The most difficult lesson for me has been the loneliness of being an entrepreneur. It can be like solitary confinement. I am a sole founder and my entire team sits in Poland, which is a nine-hour time difference. It is very isolating and can be psychologically and emotionally draining, especially on those bad days. It can be hard to deal on an emotional and psychological level. Sometimes you get paranoid. It takes a lot of self-motivation and control. I am recently married and don’t want to bring negativity into my life at home. In the future I will look for a cofounder and build a team in walking distance.

What advice would you give other entrepreneurs on how to build a great business?

Be 100% certain you are excited about what you are doing and then do it with your whole heart. In good periods it will make the experience so much more fun. In the difficult moments, your passion and heart are the only things that will keep you afloat.

If there was one thing that has enabled you to be successful as an entrepreneur, what would it be?

My team. Internally? Stubbornness and resilience.

What inspires you?

Passionate people inspire me. At Instapray, watching our team coming together around an idea, taking ownership of it and turning it into reality is what inspires me the most. I love to watch ideas grow and reach their destinations.

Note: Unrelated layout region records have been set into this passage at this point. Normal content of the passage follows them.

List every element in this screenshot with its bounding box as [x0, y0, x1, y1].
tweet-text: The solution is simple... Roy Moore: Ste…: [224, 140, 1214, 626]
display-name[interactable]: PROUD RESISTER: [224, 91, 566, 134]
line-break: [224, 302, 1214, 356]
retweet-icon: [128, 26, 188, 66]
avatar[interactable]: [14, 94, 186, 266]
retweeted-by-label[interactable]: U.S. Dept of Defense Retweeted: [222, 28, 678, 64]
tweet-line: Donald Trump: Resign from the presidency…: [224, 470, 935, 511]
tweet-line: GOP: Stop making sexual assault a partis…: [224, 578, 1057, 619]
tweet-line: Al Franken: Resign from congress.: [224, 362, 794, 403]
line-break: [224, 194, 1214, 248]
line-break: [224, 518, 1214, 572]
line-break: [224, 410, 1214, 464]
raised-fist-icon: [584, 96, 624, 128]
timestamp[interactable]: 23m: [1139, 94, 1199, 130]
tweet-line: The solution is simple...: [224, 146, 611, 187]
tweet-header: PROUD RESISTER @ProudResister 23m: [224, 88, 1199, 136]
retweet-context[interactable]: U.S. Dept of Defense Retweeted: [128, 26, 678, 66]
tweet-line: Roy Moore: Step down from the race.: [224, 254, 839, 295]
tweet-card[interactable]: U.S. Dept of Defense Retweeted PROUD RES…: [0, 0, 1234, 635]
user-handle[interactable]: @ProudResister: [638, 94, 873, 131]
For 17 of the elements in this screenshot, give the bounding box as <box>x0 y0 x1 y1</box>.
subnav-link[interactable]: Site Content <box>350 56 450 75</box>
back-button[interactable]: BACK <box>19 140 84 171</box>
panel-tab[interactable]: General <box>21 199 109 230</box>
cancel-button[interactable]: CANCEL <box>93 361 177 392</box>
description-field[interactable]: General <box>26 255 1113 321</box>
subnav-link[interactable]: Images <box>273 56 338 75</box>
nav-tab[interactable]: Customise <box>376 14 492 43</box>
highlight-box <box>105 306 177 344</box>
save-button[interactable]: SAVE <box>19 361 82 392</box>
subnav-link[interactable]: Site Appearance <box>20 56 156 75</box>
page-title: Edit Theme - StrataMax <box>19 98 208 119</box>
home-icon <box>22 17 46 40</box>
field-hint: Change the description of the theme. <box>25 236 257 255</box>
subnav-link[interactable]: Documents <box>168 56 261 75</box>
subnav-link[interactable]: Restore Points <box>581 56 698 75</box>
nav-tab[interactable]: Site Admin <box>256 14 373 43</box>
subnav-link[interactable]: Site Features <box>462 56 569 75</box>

What is your greatest achievement?

Entrepreneurship is like living in the future but your family life at home is life in the present. Successfully balancing my family life in these two “time zones” with my highly volatile, emotional startup life is quite an achievement.

What do you consider your biggest failure?

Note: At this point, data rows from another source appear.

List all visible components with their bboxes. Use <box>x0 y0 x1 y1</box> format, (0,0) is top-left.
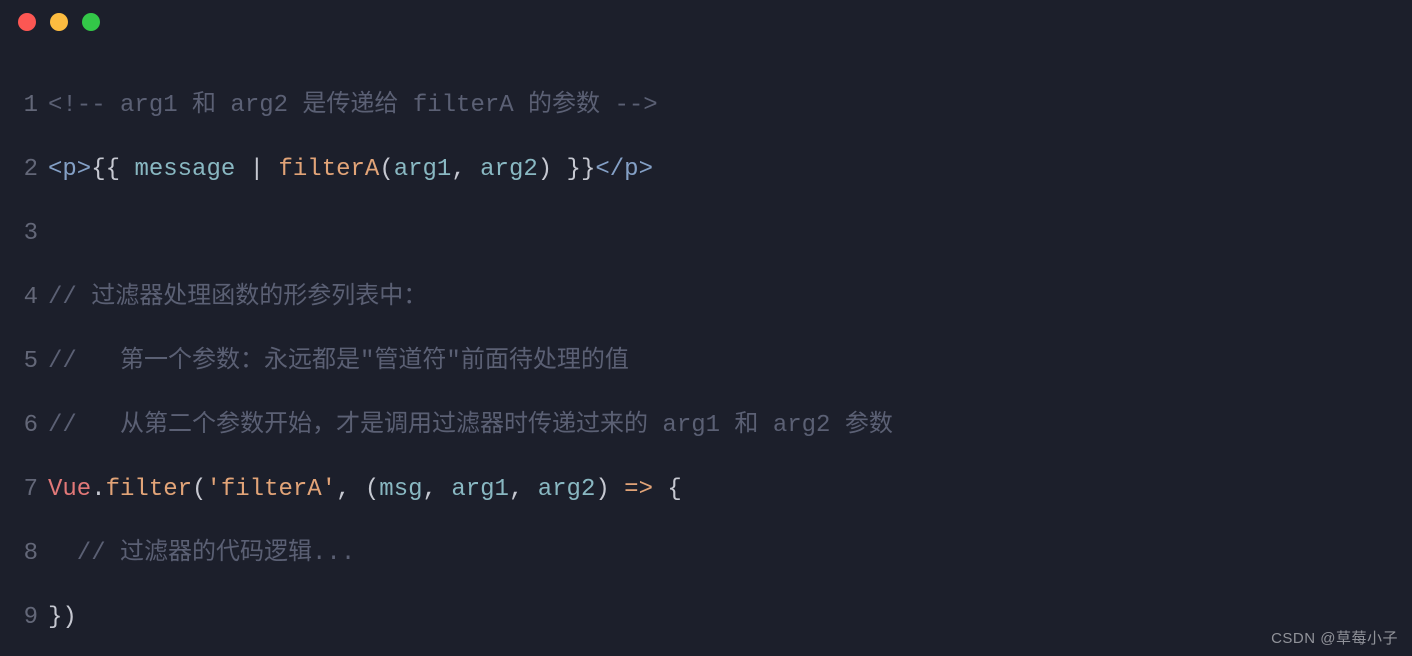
code-line: 7 Vue.filter('filterA', (msg, arg1, arg2)… <box>0 478 1412 502</box>
close-icon[interactable] <box>18 13 36 31</box>
token: ) <box>595 476 624 503</box>
token: | <box>235 156 278 183</box>
token: . <box>91 476 105 503</box>
code-line: 3 <box>0 222 1412 246</box>
line-number: 3 <box>0 222 38 246</box>
window-titlebar <box>0 0 1412 44</box>
line-number: 9 <box>0 606 38 630</box>
code-line: 8 // 过滤器的代码逻辑... <box>0 542 1412 566</box>
token: <p> <box>48 156 91 183</box>
minimize-icon[interactable] <box>50 13 68 31</box>
token: // 从第二个参数开始，才是调用过滤器时传递过来的 arg1 和 arg2 参数 <box>48 412 893 439</box>
line-number: 8 <box>0 542 38 566</box>
token: , ( <box>336 476 379 503</box>
line-number: 4 <box>0 286 38 310</box>
token: }) <box>48 604 77 631</box>
code-line: 2 <p>{{ message | filterA(arg1, arg2) }}<… <box>0 158 1412 182</box>
token: message <box>134 156 235 183</box>
token: arg1 <box>394 156 452 183</box>
line-content: // 第一个参数：永远都是"管道符"前面待处理的值 <box>48 350 629 374</box>
line-number: 5 <box>0 350 38 374</box>
token: msg <box>379 476 422 503</box>
token: => <box>624 476 653 503</box>
token: ( <box>192 476 206 503</box>
token: filterA <box>278 156 379 183</box>
line-number: 2 <box>0 158 38 182</box>
token: {{ <box>91 156 134 183</box>
token: , <box>451 156 480 183</box>
line-content: <p>{{ message | filterA(arg1, arg2) }}</… <box>48 158 653 182</box>
line-content: // 从第二个参数开始，才是调用过滤器时传递过来的 arg1 和 arg2 参数 <box>48 414 893 438</box>
line-content: // 过滤器的代码逻辑... <box>48 542 355 566</box>
token: , <box>509 476 538 503</box>
line-number: 6 <box>0 414 38 438</box>
token: Vue <box>48 476 91 503</box>
watermark-text: CSDN @草莓小子 <box>1271 627 1398 648</box>
token: // 过滤器处理函数的形参列表中： <box>48 284 427 311</box>
token: { <box>653 476 682 503</box>
line-content: // 过滤器处理函数的形参列表中： <box>48 286 427 310</box>
token: , <box>423 476 452 503</box>
code-line: 9}) <box>0 606 1412 630</box>
line-content: <!-- arg1 和 arg2 是传递给 filterA 的参数 --> <box>48 94 658 118</box>
token: arg2 <box>480 156 538 183</box>
token: ( <box>379 156 393 183</box>
zoom-icon[interactable] <box>82 13 100 31</box>
code-line: 4 // 过滤器处理函数的形参列表中： <box>0 286 1412 310</box>
line-number: 1 <box>0 94 38 118</box>
token: arg2 <box>538 476 596 503</box>
token: filter <box>106 476 192 503</box>
token: arg1 <box>451 476 509 503</box>
token: ) }} <box>538 156 596 183</box>
line-content: }) <box>48 606 77 630</box>
token: <!-- arg1 和 arg2 是传递给 filterA 的参数 --> <box>48 92 658 119</box>
token: // 第一个参数：永远都是"管道符"前面待处理的值 <box>48 348 629 375</box>
token: // 过滤器的代码逻辑... <box>48 540 355 567</box>
token: </p> <box>595 156 653 183</box>
code-line: 6 // 从第二个参数开始，才是调用过滤器时传递过来的 arg1 和 arg2 参… <box>0 414 1412 438</box>
code-line: 1 <!-- arg1 和 arg2 是传递给 filterA 的参数 --> <box>0 94 1412 118</box>
line-content: Vue.filter('filterA', (msg, arg1, arg2) … <box>48 478 682 502</box>
code-editor: 1 <!-- arg1 和 arg2 是传递给 filterA 的参数 --> 2 <… <box>0 44 1412 630</box>
line-number: 7 <box>0 478 38 502</box>
code-line: 5 // 第一个参数：永远都是"管道符"前面待处理的值 <box>0 350 1412 374</box>
token: 'filterA' <box>206 476 336 503</box>
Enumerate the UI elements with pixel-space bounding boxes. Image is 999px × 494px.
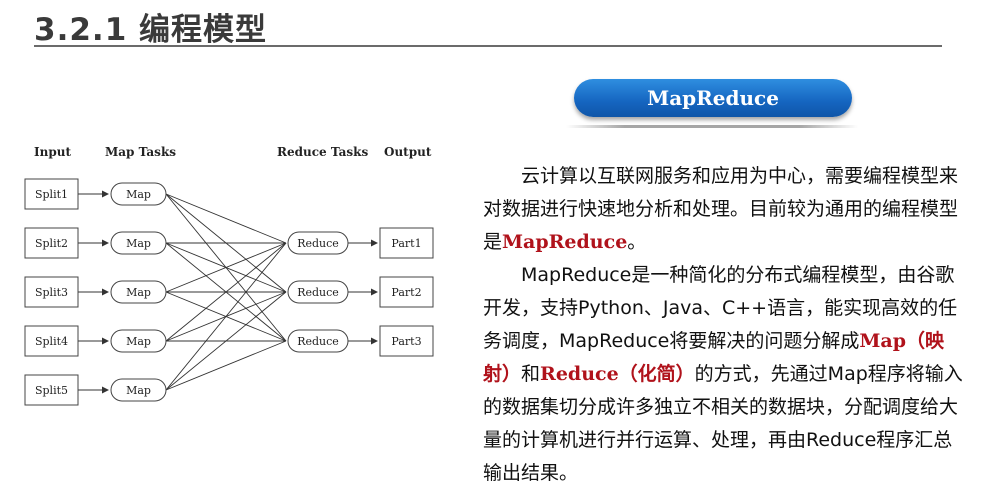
map-label: Map [126,286,151,299]
highlight-term: MapReduce [502,231,628,253]
map-label: Map [126,188,151,201]
paragraph-intro: 云计算以互联网服务和应用为中心，需要编程模型来对数据进行快速地分析和处理。目前较… [483,160,963,259]
map-label: Map [126,384,151,397]
header-input: Input [34,145,71,159]
paragraph-mapreduce: MapReduce是一种简化的分布式编程模型，由谷歌开发，支持Python、Ja… [483,259,963,490]
reduce-label: Reduce [297,237,339,250]
split-label: Split3 [35,286,68,299]
split-label: Split1 [35,188,68,201]
shuffle-line [165,340,287,391]
reduce-label: Reduce [297,335,339,348]
shuffle-line [165,242,287,391]
header-reduce-tasks: Reduce Tasks [277,145,368,159]
output-label: Part1 [391,237,421,250]
reduce-label: Reduce [297,286,339,299]
page-title: 3.2.1 编程模型 [34,12,268,48]
output-label: Part3 [391,335,421,348]
output-label: Part2 [391,286,421,299]
title-divider [34,45,942,47]
map-label: Map [126,335,151,348]
shuffle-line [165,193,287,244]
map-label: Map [126,237,151,250]
header-map-tasks: Map Tasks [105,145,176,159]
split-label: Split2 [35,237,68,250]
description-text: 云计算以互联网服务和应用为中心，需要编程模型来对数据进行快速地分析和处理。目前较… [483,160,963,490]
badge-shadow [566,125,858,128]
highlight-term: Reduce（化简） [540,363,695,385]
split-label: Split5 [35,384,68,397]
mapreduce-flow-diagram: Input Map Tasks Reduce Tasks Output Spli… [24,145,434,406]
text-run: 和 [521,363,541,385]
header-output: Output [384,145,432,159]
mapreduce-badge: MapReduce [574,79,852,117]
text-run: 。 [627,231,647,253]
split-label: Split4 [35,335,68,348]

In the beginning it took me some time to really acknowledge how talented and passionate my team was. As a result, I had a hard time delegating some key product responsibilities. Too much control will substantially decrease productivity, passion, and creativity, and eventually exhaust the team.

What values are important to you in business?

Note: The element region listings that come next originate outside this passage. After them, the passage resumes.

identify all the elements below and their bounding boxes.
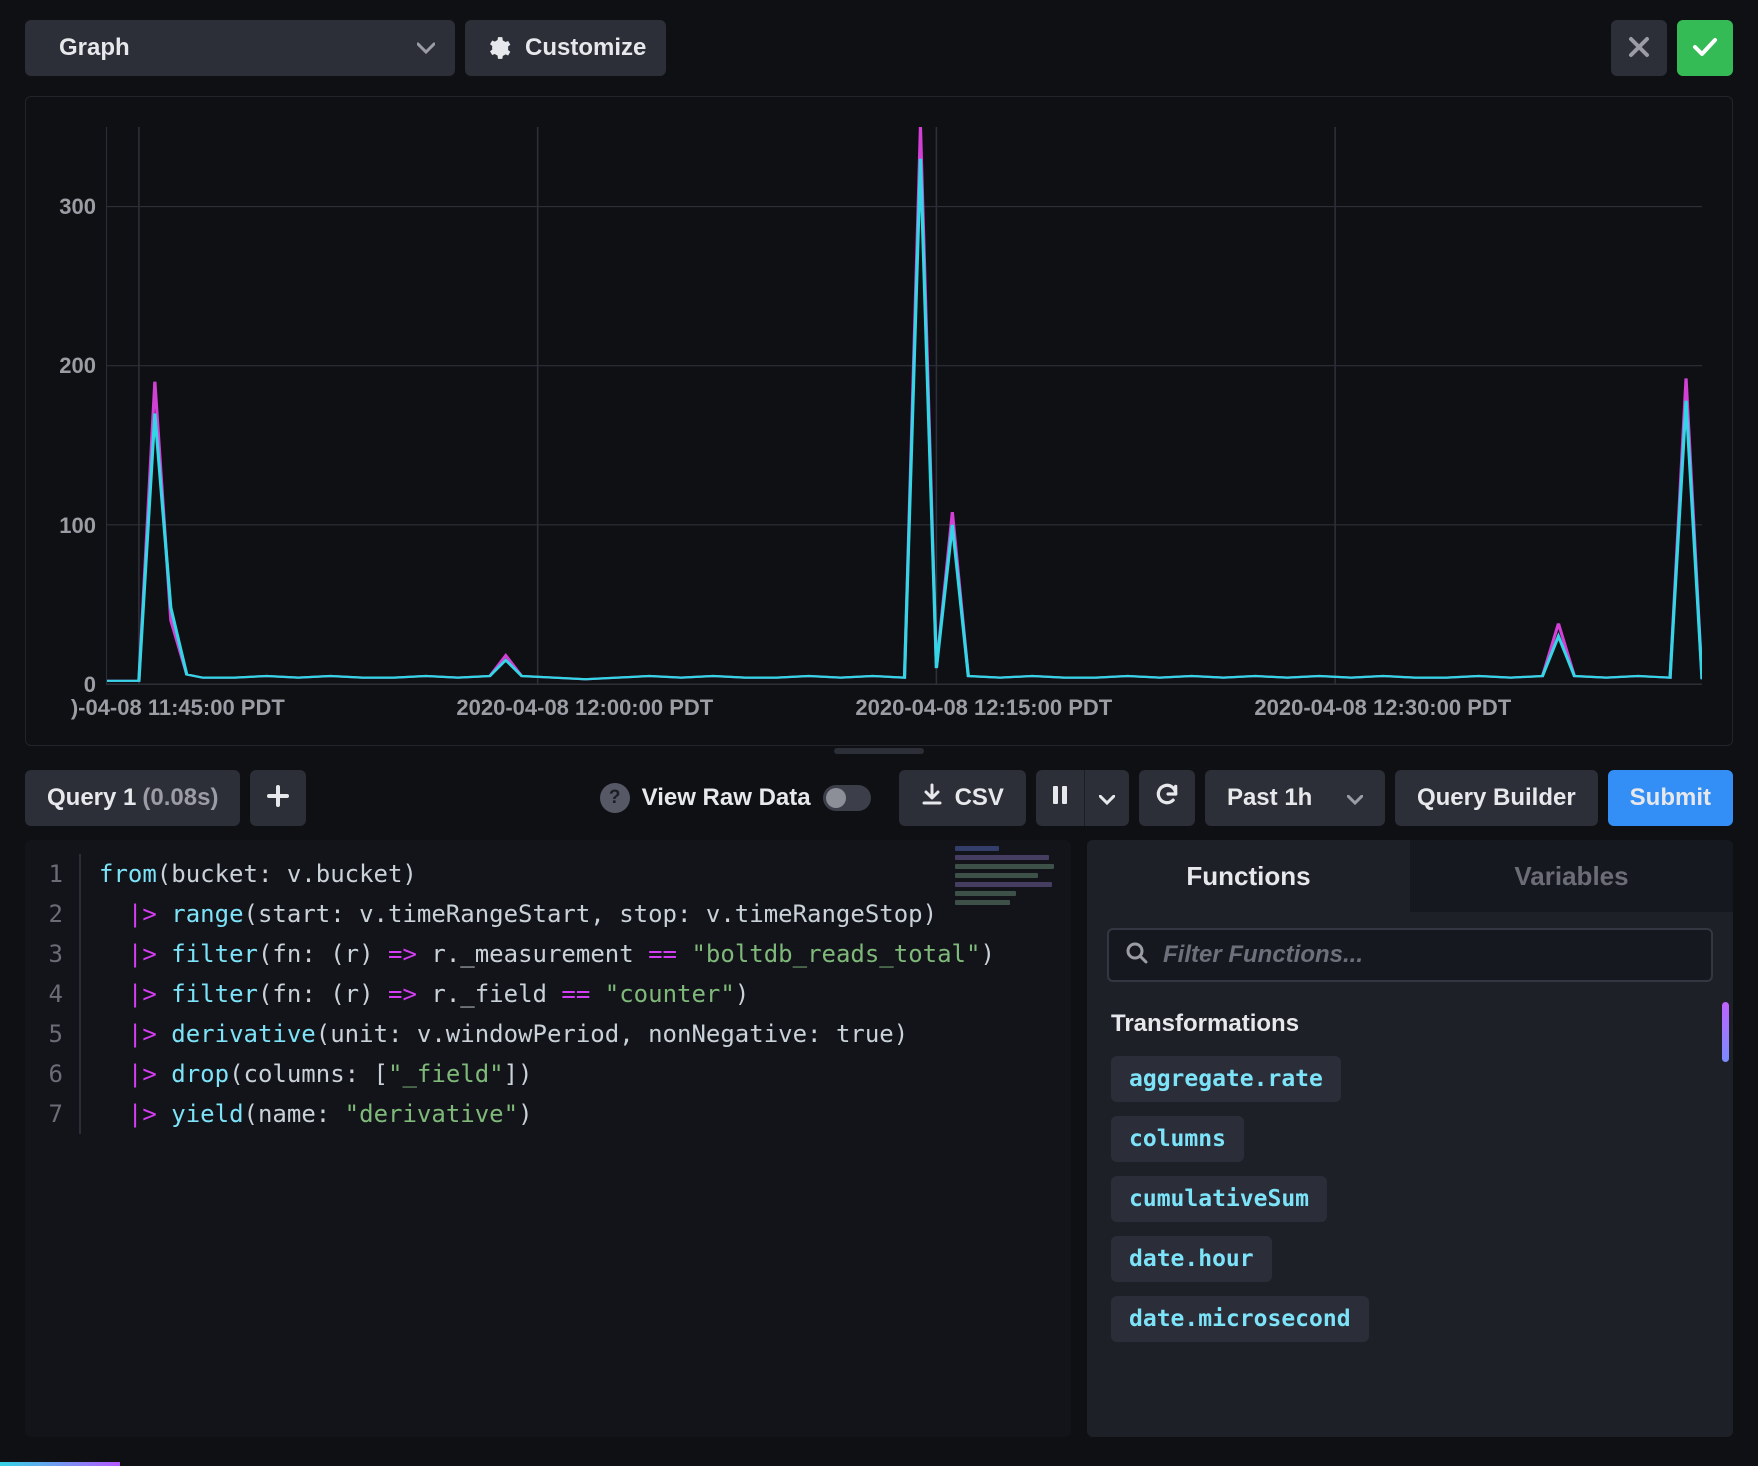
functions-body: Transformations aggregate.rate columns cum… [1087, 912, 1733, 1437]
function-item[interactable]: date.microsecond [1111, 1296, 1369, 1342]
function-item[interactable]: aggregate.rate [1111, 1056, 1341, 1102]
help-icon[interactable]: ? [600, 783, 630, 813]
x-axis: )-04-08 11:45:00 PDT 2020-04-08 12:00:00 … [56, 685, 1702, 725]
functions-search[interactable] [1107, 928, 1713, 982]
tab-variables[interactable]: Variables [1410, 840, 1733, 912]
csv-button[interactable]: CSV [899, 770, 1026, 826]
gear-icon [485, 35, 511, 61]
view-raw-label: View Raw Data [642, 784, 811, 812]
function-item[interactable]: cumulativeSum [1111, 1176, 1327, 1222]
line-number: 7 [25, 1094, 81, 1134]
code-line: |> drop(columns: ["_field"]) [99, 1054, 1071, 1094]
function-item[interactable]: columns [1111, 1116, 1244, 1162]
chevron-down-icon [1099, 784, 1115, 812]
code-line: |> filter(fn: (r) => r._field == "counte… [99, 974, 1071, 1014]
search-icon [1125, 941, 1149, 970]
view-raw-toggle-group: ? View Raw Data [600, 783, 871, 813]
code-line: |> range(start: v.timeRangeStart, stop: … [99, 894, 1071, 934]
code-line: |> yield(name: "derivative") [99, 1094, 1071, 1134]
resize-handle[interactable] [0, 746, 1758, 756]
pause-icon [1052, 784, 1068, 812]
function-item[interactable]: date.hour [1111, 1236, 1272, 1282]
query-tab[interactable]: Query 1 (0.08s) [25, 770, 240, 826]
functions-panel: Functions Variables Transformations aggr… [1087, 840, 1733, 1437]
time-range-label: Past 1h [1227, 784, 1312, 812]
tab-variables-label: Variables [1514, 861, 1628, 892]
functions-search-input[interactable] [1163, 941, 1695, 969]
tab-functions[interactable]: Functions [1087, 840, 1410, 912]
visualization-type-label: Graph [59, 34, 130, 62]
x-tick: 2020-04-08 12:30:00 PDT [1254, 695, 1511, 721]
auto-refresh-dropdown[interactable] [1084, 770, 1129, 826]
chart-area: 0100200300 [56, 127, 1702, 685]
code-content[interactable]: from(bucket: v.bucket) |> range(start: v… [81, 840, 1071, 1437]
query-builder-label: Query Builder [1417, 784, 1576, 812]
x-tick: 2020-04-08 12:15:00 PDT [855, 695, 1112, 721]
minimap[interactable] [955, 846, 1065, 936]
refresh-icon [1154, 781, 1180, 815]
editor-top-bar: Graph Customize [0, 0, 1758, 86]
side-tabs: Functions Variables [1087, 840, 1733, 912]
view-raw-toggle[interactable] [823, 785, 871, 811]
code-editor[interactable]: 1234567 from(bucket: v.bucket) |> range(… [25, 840, 1071, 1437]
plus-icon [267, 781, 289, 815]
line-number: 1 [25, 854, 81, 894]
customize-label: Customize [525, 34, 646, 62]
refresh-button[interactable] [1139, 770, 1195, 826]
time-range-dropdown[interactable]: Past 1h [1205, 770, 1385, 826]
line-number: 3 [25, 934, 81, 974]
customize-button[interactable]: Customize [465, 20, 666, 76]
x-tick: )-04-08 11:45:00 PDT [71, 695, 285, 721]
chevron-down-icon [1347, 784, 1363, 812]
line-number: 5 [25, 1014, 81, 1054]
add-query-button[interactable] [250, 770, 306, 826]
y-tick: 200 [59, 353, 96, 379]
line-number: 2 [25, 894, 81, 934]
query-toolbar: Query 1 (0.08s) ? View Raw Data CSV [0, 756, 1758, 840]
tab-functions-label: Functions [1186, 861, 1310, 892]
submit-button[interactable]: Submit [1608, 770, 1733, 826]
chart-panel: 0100200300 )-04-08 11:45:00 PDT2020-04-0… [25, 96, 1733, 746]
section-title: Transformations [1111, 1010, 1709, 1038]
check-icon [1692, 36, 1718, 61]
y-tick: 100 [59, 513, 96, 539]
submit-label: Submit [1630, 784, 1711, 812]
code-line: |> derivative(unit: v.windowPeriod, nonN… [99, 1014, 1071, 1054]
auto-refresh-control [1036, 770, 1129, 826]
cancel-button[interactable] [1611, 20, 1667, 76]
y-axis: 0100200300 [56, 127, 106, 685]
query-tab-name: Query 1 [47, 784, 136, 812]
csv-label: CSV [955, 784, 1004, 812]
line-number: 4 [25, 974, 81, 1014]
editor-row: 1234567 from(bucket: v.bucket) |> range(… [0, 840, 1758, 1462]
function-list: aggregate.rate columns cumulativeSum date.h… [1107, 1056, 1713, 1342]
chevron-down-icon [417, 42, 435, 54]
code-line: |> filter(fn: (r) => r._measurement == "… [99, 934, 1071, 974]
visualization-type-dropdown[interactable]: Graph [25, 20, 455, 76]
plot[interactable] [106, 127, 1702, 685]
query-tab-time: (0.08s) [142, 784, 218, 812]
confirm-button[interactable] [1677, 20, 1733, 76]
x-tick: 2020-04-08 12:00:00 PDT [456, 695, 713, 721]
bottom-accent [0, 1462, 120, 1466]
code-line: from(bucket: v.bucket) [99, 854, 1071, 894]
plot-svg [107, 127, 1702, 684]
close-icon [1628, 36, 1650, 61]
scrollbar[interactable] [1722, 1002, 1729, 1062]
query-builder-button[interactable]: Query Builder [1395, 770, 1598, 826]
line-number: 6 [25, 1054, 81, 1094]
download-icon [921, 783, 943, 814]
pause-button[interactable] [1036, 770, 1084, 826]
line-gutter: 1234567 [25, 840, 81, 1437]
y-tick: 300 [59, 194, 96, 220]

The same things I value in a relationship: honesty with no games.

What impact would you like to have on the world?

It is not the differences that divide us, but rather our inability to recognize and celebrate them. I would love to build a technology that helps mankind come together. I have traveled the world and seen all kinds of places and people and they are all beautiful. There are a lot of common denominators. We laugh, we cry, we are human. This is what Instapray is about.

Why are you an entrepreneur?

It’s not a choice you make. It is the way that I am. It is about going where I want to go. Entrepreneurship is about storytelling — the stories you tell yourself and you end up believing. Then they become reality.

What was your first paying job?

When I was 8 or 9 I started a car wash. There were a lot of people driving back and forth to the western countries. When they came back I gave them a free car wash as long as I was able to keep whatever money I found in the car. Foreign currency was worth quite a lot back then in Poland!

What is the best business book you have read?

Ted Turner’s life story. He was stubborn and had unconventional ways of doing things. When everyone is telling you that you are crazy you need something to hold onto. As a kid I read adventure books. That was part of telling myself that everything is possible. I take a lot of pleasure out of the fact that I don’t know what the future holds.

What businessperson do you most admire?

I admire Elon Musk and Peter Thiel for their bold, unconventional thinking and visions that truly impact the world and beyond.

What is the most valuable thing you took away from your time at Stanford?

Values. Moral compass. I used to be very fluent in gray. After school I stick only to the white. Decision-making is very easy when you run it through the filter of a moral compass.

What do you think is the greatest innovation in the past decade?

I love the innovation that is happening in visual storytelling. The Oculus Rift is just the beginning of visual immersion of content.